Heutige Historiker*innen beobachten im Rückblick, wie sich im 10. Jahrhundert politische Identitäten regionalisierten. Während bis etwa 900 fast ganz West- und Mitteleuropa zum sogenannten Frankenreich (regnum Francorum) gehörten, bezeichnete das Wort Francia um 1000 herum nur noch den Herrschaftsbereich des französischen Königs in der Île-de-France um Paris. Regionen wie Aquitanien, Burgund oder Katalonien gingen politisch eigene Wege. Hier hatte der König in der Praxis kaum noch Bedeutung. Im ehemaligen Ostfrankenreich, das Teile des heutigen Deutschlands umfasste, entwickelte sich ein eigenständiges Königtum.
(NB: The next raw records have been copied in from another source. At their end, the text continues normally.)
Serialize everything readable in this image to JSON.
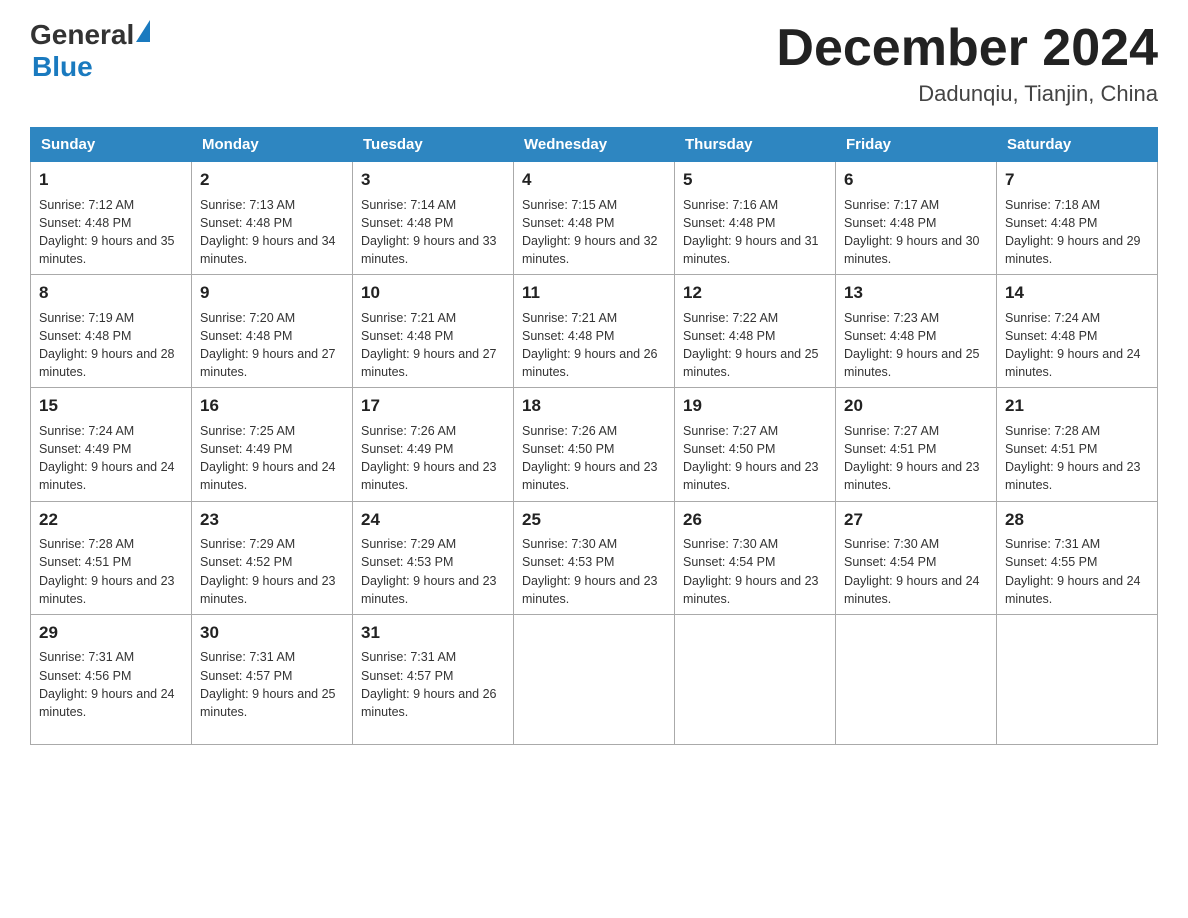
{
  "header": {
    "logo_general": "General",
    "logo_blue": "Blue",
    "month_title": "December 2024",
    "location": "Dadunqiu, Tianjin, China"
  },
  "days_of_week": [
    "Sunday",
    "Monday",
    "Tuesday",
    "Wednesday",
    "Thursday",
    "Friday",
    "Saturday"
  ],
  "weeks": [
    [
      {
        "day": "1",
        "sunrise": "7:12 AM",
        "sunset": "4:48 PM",
        "daylight": "9 hours and 35 minutes."
      },
      {
        "day": "2",
        "sunrise": "7:13 AM",
        "sunset": "4:48 PM",
        "daylight": "9 hours and 34 minutes."
      },
      {
        "day": "3",
        "sunrise": "7:14 AM",
        "sunset": "4:48 PM",
        "daylight": "9 hours and 33 minutes."
      },
      {
        "day": "4",
        "sunrise": "7:15 AM",
        "sunset": "4:48 PM",
        "daylight": "9 hours and 32 minutes."
      },
      {
        "day": "5",
        "sunrise": "7:16 AM",
        "sunset": "4:48 PM",
        "daylight": "9 hours and 31 minutes."
      },
      {
        "day": "6",
        "sunrise": "7:17 AM",
        "sunset": "4:48 PM",
        "daylight": "9 hours and 30 minutes."
      },
      {
        "day": "7",
        "sunrise": "7:18 AM",
        "sunset": "4:48 PM",
        "daylight": "9 hours and 29 minutes."
      }
    ],
    [
      {
        "day": "8",
        "sunrise": "7:19 AM",
        "sunset": "4:48 PM",
        "daylight": "9 hours and 28 minutes."
      },
      {
        "day": "9",
        "sunrise": "7:20 AM",
        "sunset": "4:48 PM",
        "daylight": "9 hours and 27 minutes."
      },
      {
        "day": "10",
        "sunrise": "7:21 AM",
        "sunset": "4:48 PM",
        "daylight": "9 hours and 27 minutes."
      },
      {
        "day": "11",
        "sunrise": "7:21 AM",
        "sunset": "4:48 PM",
        "daylight": "9 hours and 26 minutes."
      },
      {
        "day": "12",
        "sunrise": "7:22 AM",
        "sunset": "4:48 PM",
        "daylight": "9 hours and 25 minutes."
      },
      {
        "day": "13",
        "sunrise": "7:23 AM",
        "sunset": "4:48 PM",
        "daylight": "9 hours and 25 minutes."
      },
      {
        "day": "14",
        "sunrise": "7:24 AM",
        "sunset": "4:48 PM",
        "daylight": "9 hours and 24 minutes."
      }
    ],
    [
      {
        "day": "15",
        "sunrise": "7:24 AM",
        "sunset": "4:49 PM",
        "daylight": "9 hours and 24 minutes."
      },
      {
        "day": "16",
        "sunrise": "7:25 AM",
        "sunset": "4:49 PM",
        "daylight": "9 hours and 24 minutes."
      },
      {
        "day": "17",
        "sunrise": "7:26 AM",
        "sunset": "4:49 PM",
        "daylight": "9 hours and 23 minutes."
      },
      {
        "day": "18",
        "sunrise": "7:26 AM",
        "sunset": "4:50 PM",
        "daylight": "9 hours and 23 minutes."
      },
      {
        "day": "19",
        "sunrise": "7:27 AM",
        "sunset": "4:50 PM",
        "daylight": "9 hours and 23 minutes."
      },
      {
        "day": "20",
        "sunrise": "7:27 AM",
        "sunset": "4:51 PM",
        "daylight": "9 hours and 23 minutes."
      },
      {
        "day": "21",
        "sunrise": "7:28 AM",
        "sunset": "4:51 PM",
        "daylight": "9 hours and 23 minutes."
      }
    ],
    [
      {
        "day": "22",
        "sunrise": "7:28 AM",
        "sunset": "4:51 PM",
        "daylight": "9 hours and 23 minutes."
      },
      {
        "day": "23",
        "sunrise": "7:29 AM",
        "sunset": "4:52 PM",
        "daylight": "9 hours and 23 minutes."
      },
      {
        "day": "24",
        "sunrise": "7:29 AM",
        "sunset": "4:53 PM",
        "daylight": "9 hours and 23 minutes."
      },
      {
        "day": "25",
        "sunrise": "7:30 AM",
        "sunset": "4:53 PM",
        "daylight": "9 hours and 23 minutes."
      },
      {
        "day": "26",
        "sunrise": "7:30 AM",
        "sunset": "4:54 PM",
        "daylight": "9 hours and 23 minutes."
      },
      {
        "day": "27",
        "sunrise": "7:30 AM",
        "sunset": "4:54 PM",
        "daylight": "9 hours and 24 minutes."
      },
      {
        "day": "28",
        "sunrise": "7:31 AM",
        "sunset": "4:55 PM",
        "daylight": "9 hours and 24 minutes."
      }
    ],
    [
      {
        "day": "29",
        "sunrise": "7:31 AM",
        "sunset": "4:56 PM",
        "daylight": "9 hours and 24 minutes."
      },
      {
        "day": "30",
        "sunrise": "7:31 AM",
        "sunset": "4:57 PM",
        "daylight": "9 hours and 25 minutes."
      },
      {
        "day": "31",
        "sunrise": "7:31 AM",
        "sunset": "4:57 PM",
        "daylight": "9 hours and 26 minutes."
      },
      null,
      null,
      null,
      null
    ]
  ],
  "labels": {
    "sunrise": "Sunrise:",
    "sunset": "Sunset:",
    "daylight": "Daylight:"
  }
}
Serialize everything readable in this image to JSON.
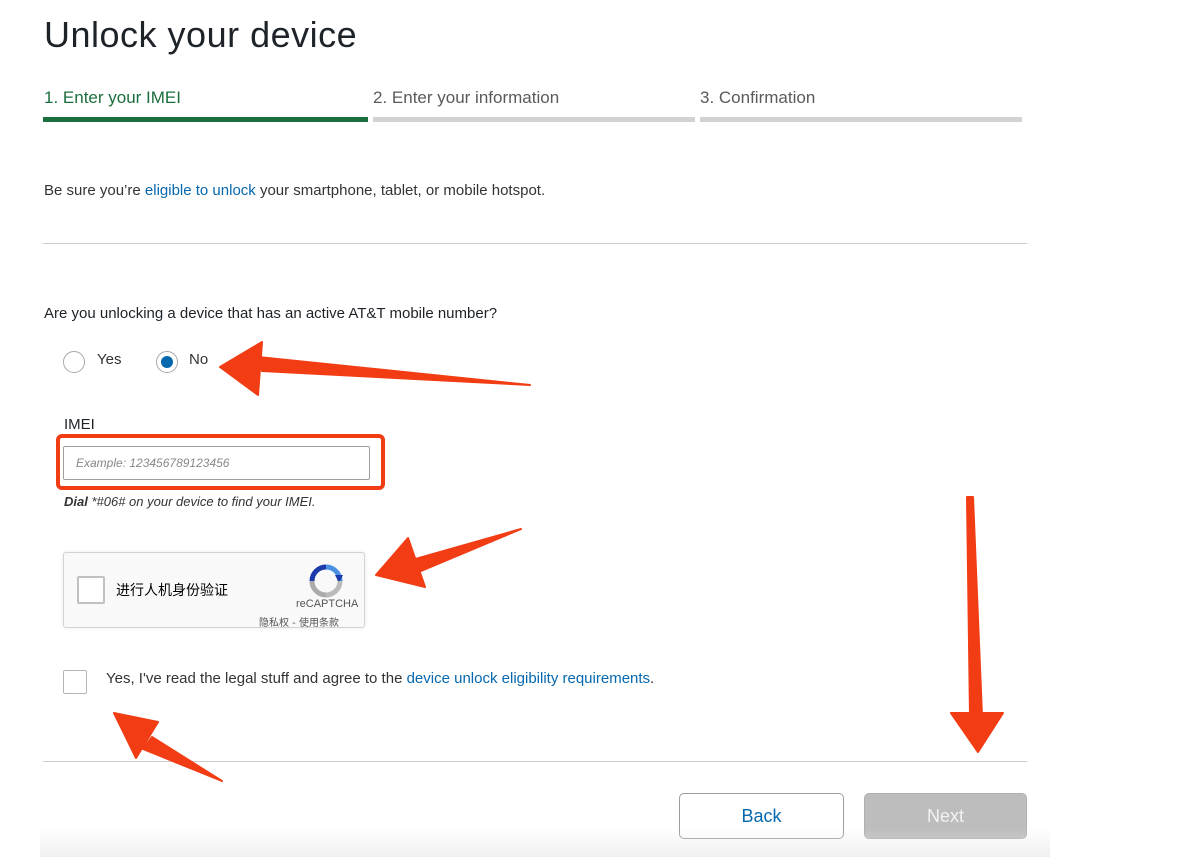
{
  "page": {
    "title": "Unlock your device"
  },
  "steps": [
    {
      "label": "1. Enter your IMEI",
      "active": true
    },
    {
      "label": "2. Enter your information",
      "active": false
    },
    {
      "label": "3. Confirmation",
      "active": false
    }
  ],
  "intro": {
    "before": "Be sure you’re ",
    "link": "eligible to unlock",
    "after": " your smartphone, tablet, or mobile hotspot."
  },
  "question": {
    "text": "Are you unlocking a device that has an active AT&T mobile number?",
    "options": [
      {
        "label": "Yes",
        "selected": false
      },
      {
        "label": "No",
        "selected": true
      }
    ]
  },
  "imei": {
    "label": "IMEI",
    "value": "",
    "placeholder": "Example: 123456789123456",
    "hint_bold": "Dial",
    "hint_rest": " *#06# on your device to find your IMEI."
  },
  "captcha": {
    "label": "进行人机身份验证",
    "brand": "reCAPTCHA",
    "terms": "隐私权 - 使用条款",
    "checked": false
  },
  "agreement": {
    "before": "Yes, I've read the legal stuff and agree to the ",
    "link": "device unlock eligibility requirements",
    "after": ".",
    "checked": false
  },
  "buttons": {
    "back": "Back",
    "next": "Next",
    "next_enabled": false
  },
  "colors": {
    "active_step": "#1b6e3d",
    "link": "#0568ae",
    "annotation": "#f23c14",
    "disabled_button": "#bdbdbd"
  }
}
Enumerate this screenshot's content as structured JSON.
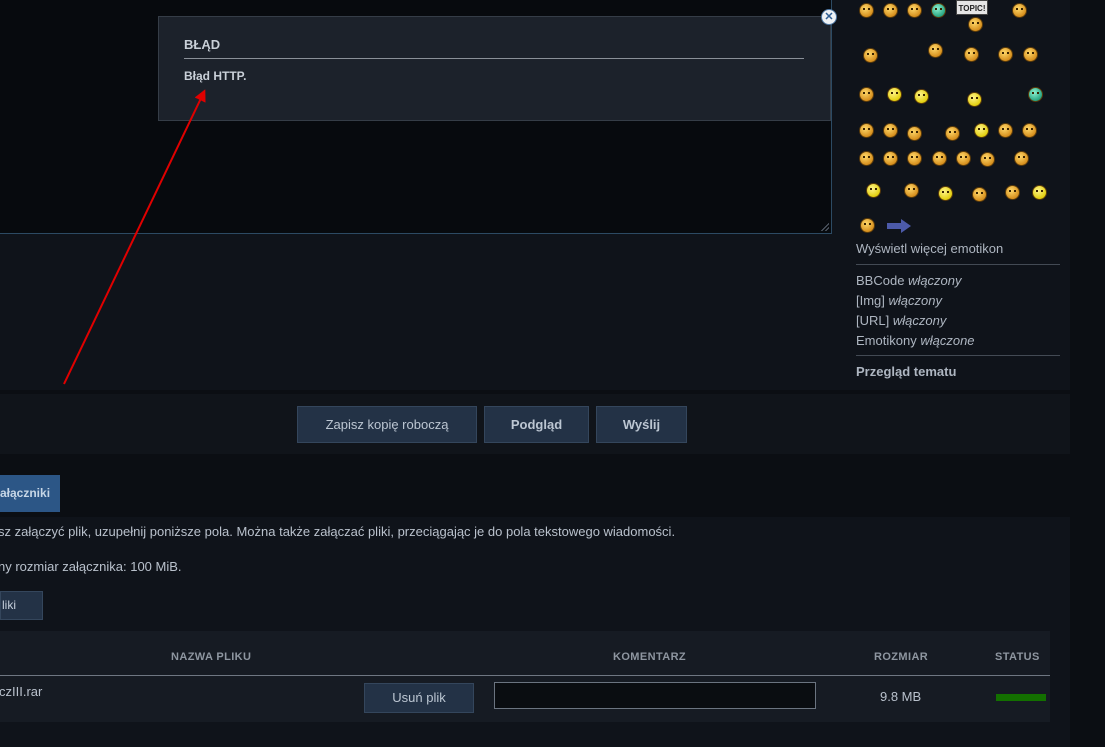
{
  "error_dialog": {
    "title": "BŁĄD",
    "message": "Błąd HTTP."
  },
  "emoticons": {
    "sign_text": "TOPIC!",
    "show_more": "Wyświetl więcej emotikon"
  },
  "post_options": {
    "bbcode": {
      "label": "BBCode",
      "state": "włączony"
    },
    "img": {
      "label": "[Img]",
      "state": "włączony"
    },
    "url": {
      "label": "[URL]",
      "state": "włączony"
    },
    "emoticons": {
      "label": "Emotikony",
      "state": "włączone"
    },
    "topic_review": "Przegląd tematu"
  },
  "buttons": {
    "save_draft": "Zapisz kopię roboczą",
    "preview": "Podgląd",
    "submit": "Wyślij"
  },
  "attachments": {
    "tab_label": "ałączniki",
    "help_text": "sz załączyć plik, uzupełnij poniższe pola. Można także załączać pliki, przeciągając je do pola tekstowego wiadomości.",
    "max_size_text": "ny rozmiar załącznika: 100 MiB.",
    "add_files_label": "liki",
    "columns": {
      "filename": "NAZWA PLIKU",
      "comment": "KOMENTARZ",
      "size": "ROZMIAR",
      "status": "STATUS"
    },
    "rows": [
      {
        "filename": "czIII.rar",
        "delete_label": "Usuń plik",
        "comment": "",
        "size": "9.8 MB",
        "status_progress": 1.0,
        "status_color": "#137000"
      }
    ]
  },
  "colors": {
    "background": "#0b0e13",
    "button": "#233246",
    "tab_active": "#2c5686",
    "annotation_arrow": "#e00000"
  }
}
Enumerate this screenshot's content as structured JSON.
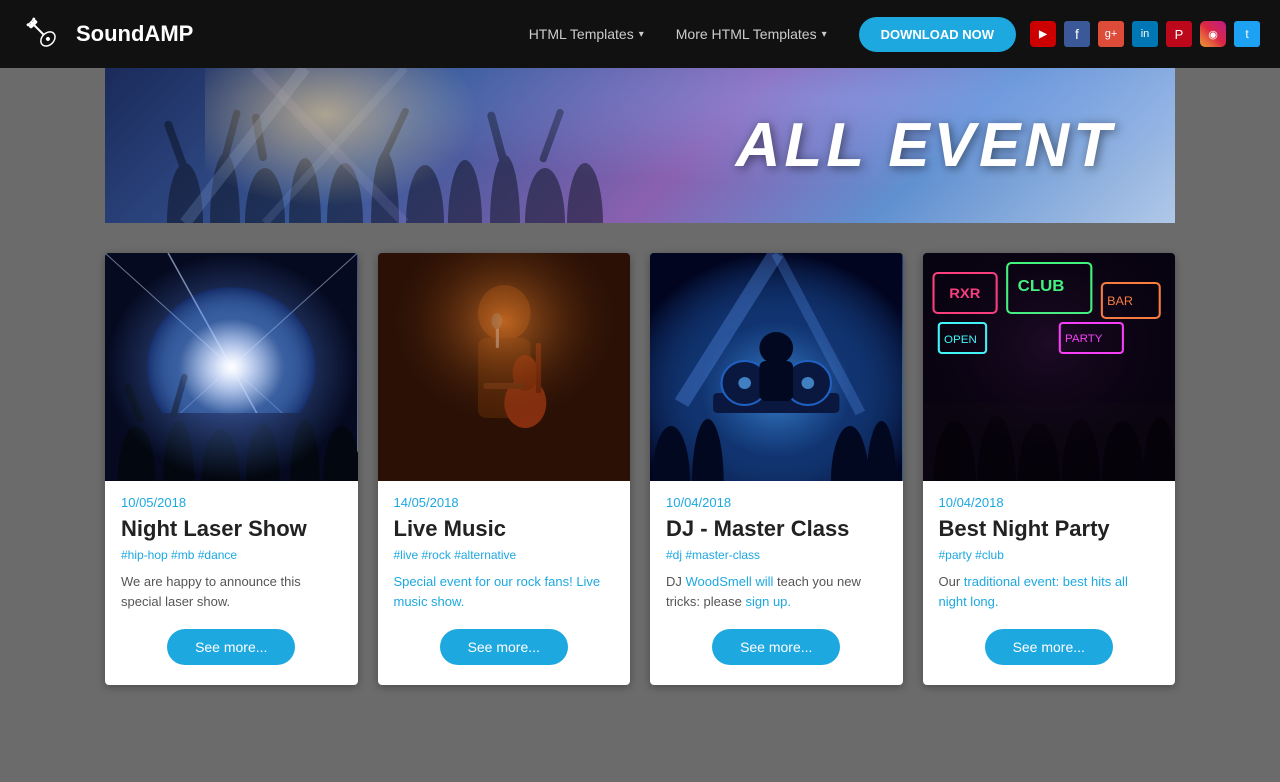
{
  "brand": {
    "name": "SoundAMP"
  },
  "nav": {
    "links": [
      {
        "label": "HTML Templates",
        "has_dropdown": true
      },
      {
        "label": "More HTML Templates",
        "has_dropdown": true
      }
    ],
    "cta_label": "DOWNLOAD NOW",
    "social": [
      {
        "name": "youtube",
        "symbol": "▶"
      },
      {
        "name": "facebook",
        "symbol": "f"
      },
      {
        "name": "google-plus",
        "symbol": "g+"
      },
      {
        "name": "linkedin",
        "symbol": "in"
      },
      {
        "name": "pinterest",
        "symbol": "P"
      },
      {
        "name": "instagram",
        "symbol": "◉"
      },
      {
        "name": "twitter",
        "symbol": "t"
      }
    ]
  },
  "hero": {
    "title": "ALL EVENT"
  },
  "cards": [
    {
      "date": "10/05/2018",
      "title": "Night Laser Show",
      "tags": "#hip-hop #mb #dance",
      "description": "We are happy to announce this special laser show.",
      "button": "See more..."
    },
    {
      "date": "14/05/2018",
      "title": "Live Music",
      "tags": "#live #rock #alternative",
      "description": "Special event for our rock fans! Live music show.",
      "button": "See more..."
    },
    {
      "date": "10/04/2018",
      "title": "DJ - Master Class",
      "tags": "#dj #master-class",
      "description": "DJ WoodSmell will teach you new tricks: please sign up.",
      "button": "See more..."
    },
    {
      "date": "10/04/2018",
      "title": "Best Night Party",
      "tags": "#party #club",
      "description": "Our traditional event: best hits all night long.",
      "button": "See more..."
    }
  ]
}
Zur gleichen Zeit entwarfen Mönche mit der sogenannten „dreigeteilten Ständeordnung“ ein neues Idealbild der Gesellschaft. Sie bezogen sich dabei auf ein älteres Gesellschaftsmodell, das bis dahin aber nicht bestimmend gewesen war. Die Mönche wiesen darin allen Mitgliedern der Gesellschaft unterschiedliche Aufgaben und einen festen Platz innerhalb der gottgewollten Ordnung zu. Für sie bestand diese Ordnung aus drei Ständen: aus jenen, die beteten (Geistliche), jenen, die kämpften (Ritter), und jenen, die arbeiteten (Bauern).
Rechts: Das geteilte Frankenreich nach den Verträgen von Verdun und Ribemonet um 879/880.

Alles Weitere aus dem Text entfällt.